Esto fidelis usque ad mortem, et dabo tibi CORONAM VITAE. (Ap 2,10)

Sei treu bis in den Tod, dann werde ich dir den KRANZ DES LEBENS geben. (Offb 2,10)

 

Angesichts der aktuellen ganz besonderen gesundheitlichen, moralischen, sozialen und gesellschaftlichen Bedrohungen der Menschheit sind wir nicht zuletzt auf das letzte Buch der Heiligen Schrift verwiesen – auf die Apokalypse des Johannes, auf dessen Geheime Offenbarung. In dieser visionären Schrift des Neuen Testaments erhalten wir, wenn auch in oft bildhaft verschlüsselter Rede, Einblicke in die Zeit zwischen der Auferstehung unseres Herrn Jesus Christus und dem Ende der Weltzeit, an dem der erhöhte Allherrscher (Pantokrator) wiederkommen wird, um endgültig Gericht zu halten und den neuen Himmel und die neue Erde zu eröffnen.

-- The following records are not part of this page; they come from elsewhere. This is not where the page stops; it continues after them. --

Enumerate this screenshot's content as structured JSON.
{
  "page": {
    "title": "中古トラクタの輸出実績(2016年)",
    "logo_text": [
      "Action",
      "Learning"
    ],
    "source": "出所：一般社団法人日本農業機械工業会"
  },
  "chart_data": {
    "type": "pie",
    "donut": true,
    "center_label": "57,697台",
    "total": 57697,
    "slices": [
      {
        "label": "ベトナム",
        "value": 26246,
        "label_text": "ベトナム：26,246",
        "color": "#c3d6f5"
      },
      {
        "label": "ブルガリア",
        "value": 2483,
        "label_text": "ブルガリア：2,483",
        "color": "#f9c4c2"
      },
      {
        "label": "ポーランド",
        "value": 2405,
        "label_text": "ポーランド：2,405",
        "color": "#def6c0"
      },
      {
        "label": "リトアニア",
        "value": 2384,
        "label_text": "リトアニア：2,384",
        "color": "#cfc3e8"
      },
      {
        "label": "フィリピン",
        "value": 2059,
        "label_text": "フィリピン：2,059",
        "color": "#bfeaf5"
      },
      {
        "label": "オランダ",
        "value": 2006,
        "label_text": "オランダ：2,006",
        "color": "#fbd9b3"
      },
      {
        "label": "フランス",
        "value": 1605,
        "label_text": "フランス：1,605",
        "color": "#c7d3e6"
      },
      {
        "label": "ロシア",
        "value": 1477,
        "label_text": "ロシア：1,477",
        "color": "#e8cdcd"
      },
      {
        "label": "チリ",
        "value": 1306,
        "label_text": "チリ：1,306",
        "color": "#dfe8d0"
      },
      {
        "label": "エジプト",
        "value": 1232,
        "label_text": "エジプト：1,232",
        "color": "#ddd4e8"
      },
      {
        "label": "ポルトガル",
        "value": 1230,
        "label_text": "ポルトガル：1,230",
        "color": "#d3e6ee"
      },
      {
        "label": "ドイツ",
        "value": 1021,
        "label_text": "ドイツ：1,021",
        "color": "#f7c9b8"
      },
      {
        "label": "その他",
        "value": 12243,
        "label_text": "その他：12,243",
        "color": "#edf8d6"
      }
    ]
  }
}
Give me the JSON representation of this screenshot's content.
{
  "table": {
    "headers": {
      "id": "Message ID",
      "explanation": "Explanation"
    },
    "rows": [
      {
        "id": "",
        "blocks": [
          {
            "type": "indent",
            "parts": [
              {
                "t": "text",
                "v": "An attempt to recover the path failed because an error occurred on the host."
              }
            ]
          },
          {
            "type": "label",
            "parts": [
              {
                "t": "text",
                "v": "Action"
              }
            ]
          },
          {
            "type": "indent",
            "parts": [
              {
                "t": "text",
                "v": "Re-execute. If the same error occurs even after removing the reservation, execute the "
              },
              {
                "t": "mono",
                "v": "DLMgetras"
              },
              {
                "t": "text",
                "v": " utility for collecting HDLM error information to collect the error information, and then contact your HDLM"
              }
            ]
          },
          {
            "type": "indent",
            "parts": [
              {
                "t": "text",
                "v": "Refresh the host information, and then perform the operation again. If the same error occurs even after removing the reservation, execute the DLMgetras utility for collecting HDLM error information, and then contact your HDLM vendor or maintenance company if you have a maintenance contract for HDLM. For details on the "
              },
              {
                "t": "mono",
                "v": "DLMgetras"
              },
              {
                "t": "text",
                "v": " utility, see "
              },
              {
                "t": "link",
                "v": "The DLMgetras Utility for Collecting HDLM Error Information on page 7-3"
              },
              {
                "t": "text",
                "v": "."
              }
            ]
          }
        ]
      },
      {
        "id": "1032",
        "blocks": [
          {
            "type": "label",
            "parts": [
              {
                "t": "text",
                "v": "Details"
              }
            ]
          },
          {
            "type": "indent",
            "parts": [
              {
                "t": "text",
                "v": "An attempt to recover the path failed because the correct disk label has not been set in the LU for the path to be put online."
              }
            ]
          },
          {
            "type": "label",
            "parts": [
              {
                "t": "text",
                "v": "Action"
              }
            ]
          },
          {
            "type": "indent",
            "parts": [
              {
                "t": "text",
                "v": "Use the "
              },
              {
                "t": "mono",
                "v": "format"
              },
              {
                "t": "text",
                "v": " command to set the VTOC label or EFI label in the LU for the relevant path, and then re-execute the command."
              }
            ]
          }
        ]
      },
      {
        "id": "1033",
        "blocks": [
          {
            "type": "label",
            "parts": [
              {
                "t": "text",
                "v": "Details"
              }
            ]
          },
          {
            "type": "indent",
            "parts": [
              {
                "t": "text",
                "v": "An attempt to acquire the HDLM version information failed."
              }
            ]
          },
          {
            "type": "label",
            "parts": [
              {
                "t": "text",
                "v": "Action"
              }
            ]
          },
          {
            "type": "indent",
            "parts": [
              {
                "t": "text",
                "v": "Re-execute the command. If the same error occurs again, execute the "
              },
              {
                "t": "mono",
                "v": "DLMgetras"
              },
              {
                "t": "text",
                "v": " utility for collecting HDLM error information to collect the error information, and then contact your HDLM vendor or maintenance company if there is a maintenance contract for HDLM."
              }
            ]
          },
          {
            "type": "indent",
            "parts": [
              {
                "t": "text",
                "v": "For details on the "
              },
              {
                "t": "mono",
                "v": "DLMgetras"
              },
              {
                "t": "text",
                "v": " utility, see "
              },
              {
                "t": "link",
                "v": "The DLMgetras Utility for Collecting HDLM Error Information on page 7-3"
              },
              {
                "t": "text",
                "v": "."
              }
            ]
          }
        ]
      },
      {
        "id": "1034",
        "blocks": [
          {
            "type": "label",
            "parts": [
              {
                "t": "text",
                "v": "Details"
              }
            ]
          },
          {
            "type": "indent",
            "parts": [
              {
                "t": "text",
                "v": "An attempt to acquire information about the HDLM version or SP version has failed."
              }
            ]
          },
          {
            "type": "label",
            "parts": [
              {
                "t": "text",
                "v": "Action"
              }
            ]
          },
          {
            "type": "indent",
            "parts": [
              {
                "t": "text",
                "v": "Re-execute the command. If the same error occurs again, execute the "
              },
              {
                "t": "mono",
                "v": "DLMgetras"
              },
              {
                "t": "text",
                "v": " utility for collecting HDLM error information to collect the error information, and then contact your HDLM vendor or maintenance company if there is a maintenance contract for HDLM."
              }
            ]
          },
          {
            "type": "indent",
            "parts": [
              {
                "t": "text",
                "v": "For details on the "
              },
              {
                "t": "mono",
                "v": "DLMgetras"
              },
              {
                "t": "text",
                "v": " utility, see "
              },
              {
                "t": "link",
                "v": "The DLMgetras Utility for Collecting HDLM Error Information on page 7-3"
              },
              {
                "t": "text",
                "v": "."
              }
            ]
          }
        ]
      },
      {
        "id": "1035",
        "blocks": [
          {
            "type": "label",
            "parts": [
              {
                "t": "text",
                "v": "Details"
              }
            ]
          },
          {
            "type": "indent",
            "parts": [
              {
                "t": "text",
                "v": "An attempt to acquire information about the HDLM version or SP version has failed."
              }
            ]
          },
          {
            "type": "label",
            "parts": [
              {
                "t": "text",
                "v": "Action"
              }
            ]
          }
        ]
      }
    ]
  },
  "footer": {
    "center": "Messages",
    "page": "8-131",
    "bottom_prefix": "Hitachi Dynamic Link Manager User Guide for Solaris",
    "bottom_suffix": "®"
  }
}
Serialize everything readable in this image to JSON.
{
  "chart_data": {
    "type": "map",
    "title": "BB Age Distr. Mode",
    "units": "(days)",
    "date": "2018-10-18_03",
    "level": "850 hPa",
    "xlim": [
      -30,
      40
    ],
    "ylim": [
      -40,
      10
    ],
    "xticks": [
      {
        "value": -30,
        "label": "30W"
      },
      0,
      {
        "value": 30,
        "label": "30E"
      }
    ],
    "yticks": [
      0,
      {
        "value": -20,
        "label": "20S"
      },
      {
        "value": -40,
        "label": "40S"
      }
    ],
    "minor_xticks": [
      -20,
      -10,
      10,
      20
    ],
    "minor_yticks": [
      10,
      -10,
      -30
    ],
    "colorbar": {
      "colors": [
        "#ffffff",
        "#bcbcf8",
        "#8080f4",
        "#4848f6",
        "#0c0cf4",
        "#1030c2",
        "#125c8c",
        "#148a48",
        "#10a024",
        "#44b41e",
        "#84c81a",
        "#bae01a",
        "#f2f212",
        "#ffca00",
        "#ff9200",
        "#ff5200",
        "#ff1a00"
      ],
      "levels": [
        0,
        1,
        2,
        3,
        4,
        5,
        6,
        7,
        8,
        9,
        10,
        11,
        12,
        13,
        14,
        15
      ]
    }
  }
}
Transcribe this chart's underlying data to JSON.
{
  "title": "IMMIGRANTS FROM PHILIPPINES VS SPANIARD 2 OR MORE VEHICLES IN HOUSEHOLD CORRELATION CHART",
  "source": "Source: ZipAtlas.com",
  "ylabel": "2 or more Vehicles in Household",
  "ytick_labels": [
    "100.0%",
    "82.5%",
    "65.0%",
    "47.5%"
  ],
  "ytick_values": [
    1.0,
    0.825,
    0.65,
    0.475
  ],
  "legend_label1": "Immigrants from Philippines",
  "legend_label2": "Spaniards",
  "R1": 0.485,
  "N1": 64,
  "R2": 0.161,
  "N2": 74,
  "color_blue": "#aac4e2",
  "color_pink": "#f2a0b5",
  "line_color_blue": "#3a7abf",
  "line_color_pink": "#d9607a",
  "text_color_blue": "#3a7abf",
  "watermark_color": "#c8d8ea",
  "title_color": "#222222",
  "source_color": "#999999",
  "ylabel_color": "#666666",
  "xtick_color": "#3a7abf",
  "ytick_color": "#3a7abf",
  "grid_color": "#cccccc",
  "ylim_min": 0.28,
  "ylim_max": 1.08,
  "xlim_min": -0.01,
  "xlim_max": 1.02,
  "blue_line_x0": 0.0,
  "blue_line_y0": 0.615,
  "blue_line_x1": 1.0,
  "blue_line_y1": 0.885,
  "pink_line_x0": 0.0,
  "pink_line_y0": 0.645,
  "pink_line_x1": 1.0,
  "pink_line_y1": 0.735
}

Dass in allem und über allem letztlich Christus als Sieger über Sünde und Tod hervorgeht und sich als das Alpha und Omega – als Anfang und Ende – erweist, ist besonders für alle bedrängten, verfolgten und leidenden Christgläubigen eine trostreiche Botschaft, aber zugleich eine solche, welche für alle Gläubigen den Weckruf enthält, Christus und dem Glauben an ihn treu zu bleiben. Das ist gewiss eine starke Herausforderung in Zeiten massloser teuflischer Bosheit, angstmachender Schrecknisse und Plagen in unserer von der Erbsünde und ihren Folgen gezeichneten Menschheit. Jeder von uns ist auf der Grundlage des hoffnungsvollen österlichen Glaubens aufgerufen: “Sei treu bis in den Tod.” So gilt folglich auch jedem die Verheissung: “Dann werde ich dir den Kranz des Lebens geben.”

In ungebrochenem Vertrauen auf die Fürsprache Marias, der Königin des Himmels, wünsche ich allen eine trostvolle und segensreiche Osterzeit, durchdrungen von der unverbrüchlichen Treue im Glauben an den auferstandenen, erhöhten und wiederkommenden Herrn und Heiland Jesus Christus.